We have had some light rain squalls from time to time the last few days. Sometimes wind stealers where we wallow a bit in the passing, but never anything with any real punch. In fact, this entire voyage we have not had much in the way of  one of those notoriously nasty, arching, terrifying, barbed-wire, hairball devils of a tropical lay-her-down squalls. We have been in very strong rain driven winds for half a day or so but it was not really a squall. I have yet to see one of the blilious lee bow, black nasties crawling up to windward on this voyage. This could yet change.

We are coming up to The Line, the Equator, with a number of pollywags aboard, all lovely folks too, but no doubt they have secret crimes that will be revealed at Neptune’s Court. Should He choose to convene His Royal Court on board.
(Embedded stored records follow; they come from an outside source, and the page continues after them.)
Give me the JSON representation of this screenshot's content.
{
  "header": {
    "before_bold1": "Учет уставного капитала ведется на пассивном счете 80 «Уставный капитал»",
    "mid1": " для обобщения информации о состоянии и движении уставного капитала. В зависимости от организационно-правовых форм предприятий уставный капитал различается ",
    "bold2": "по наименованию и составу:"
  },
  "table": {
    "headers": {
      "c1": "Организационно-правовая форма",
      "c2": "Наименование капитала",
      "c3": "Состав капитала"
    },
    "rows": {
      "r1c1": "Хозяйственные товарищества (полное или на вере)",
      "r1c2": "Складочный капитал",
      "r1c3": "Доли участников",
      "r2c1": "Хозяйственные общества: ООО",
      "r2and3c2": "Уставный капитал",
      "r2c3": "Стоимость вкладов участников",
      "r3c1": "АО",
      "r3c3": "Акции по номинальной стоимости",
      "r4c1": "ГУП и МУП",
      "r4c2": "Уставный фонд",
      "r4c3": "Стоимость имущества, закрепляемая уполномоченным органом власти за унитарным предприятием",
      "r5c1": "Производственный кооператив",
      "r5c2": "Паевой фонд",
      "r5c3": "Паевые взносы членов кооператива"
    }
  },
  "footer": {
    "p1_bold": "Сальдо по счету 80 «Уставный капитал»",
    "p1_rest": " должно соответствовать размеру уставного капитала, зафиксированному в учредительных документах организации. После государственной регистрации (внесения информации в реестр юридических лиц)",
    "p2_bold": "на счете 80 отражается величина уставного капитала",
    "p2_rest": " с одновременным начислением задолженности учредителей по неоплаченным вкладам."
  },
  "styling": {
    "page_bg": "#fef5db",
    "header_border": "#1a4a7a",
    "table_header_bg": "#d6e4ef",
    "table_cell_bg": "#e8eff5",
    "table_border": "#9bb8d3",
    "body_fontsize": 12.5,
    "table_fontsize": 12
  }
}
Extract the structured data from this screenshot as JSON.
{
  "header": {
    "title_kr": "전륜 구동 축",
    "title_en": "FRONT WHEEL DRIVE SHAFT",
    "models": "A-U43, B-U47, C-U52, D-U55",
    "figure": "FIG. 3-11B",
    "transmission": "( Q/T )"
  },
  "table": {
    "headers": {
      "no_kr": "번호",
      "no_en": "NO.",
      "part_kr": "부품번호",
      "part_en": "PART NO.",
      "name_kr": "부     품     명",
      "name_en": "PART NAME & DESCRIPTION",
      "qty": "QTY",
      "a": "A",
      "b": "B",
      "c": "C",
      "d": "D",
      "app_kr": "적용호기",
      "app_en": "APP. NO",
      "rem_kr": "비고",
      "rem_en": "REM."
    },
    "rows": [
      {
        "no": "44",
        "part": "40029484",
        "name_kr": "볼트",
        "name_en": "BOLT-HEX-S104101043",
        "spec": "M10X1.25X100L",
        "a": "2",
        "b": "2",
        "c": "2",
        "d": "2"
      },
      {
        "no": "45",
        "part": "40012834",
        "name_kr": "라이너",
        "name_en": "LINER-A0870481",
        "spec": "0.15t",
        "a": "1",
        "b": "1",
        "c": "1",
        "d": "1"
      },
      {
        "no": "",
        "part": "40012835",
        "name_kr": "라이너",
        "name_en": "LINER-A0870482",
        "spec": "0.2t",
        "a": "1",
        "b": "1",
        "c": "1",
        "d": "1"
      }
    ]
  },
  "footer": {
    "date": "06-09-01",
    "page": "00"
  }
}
11-year-old Dawson is getting along with his schooling. Purser Tammy is working on accounts in the messroom and helps on roping sails. We have the occasional Captain’s Dinner in the mess-room with a mix of crew. Nice to have a good sit-down dinner and chat about things. Donald gets to show off his cruise-ship culinary presentation arts at these dinners and that is altogether lovely.

Headed for the Lesser Antilles where I hope to to have a good four to five weeks in among some of the sweetest islands anywhere. Looking forward to that a lot.

Gaff topsail is bent and set by the way. Today we start to shape a new t’gallant yard. Clara is taking the lead on this.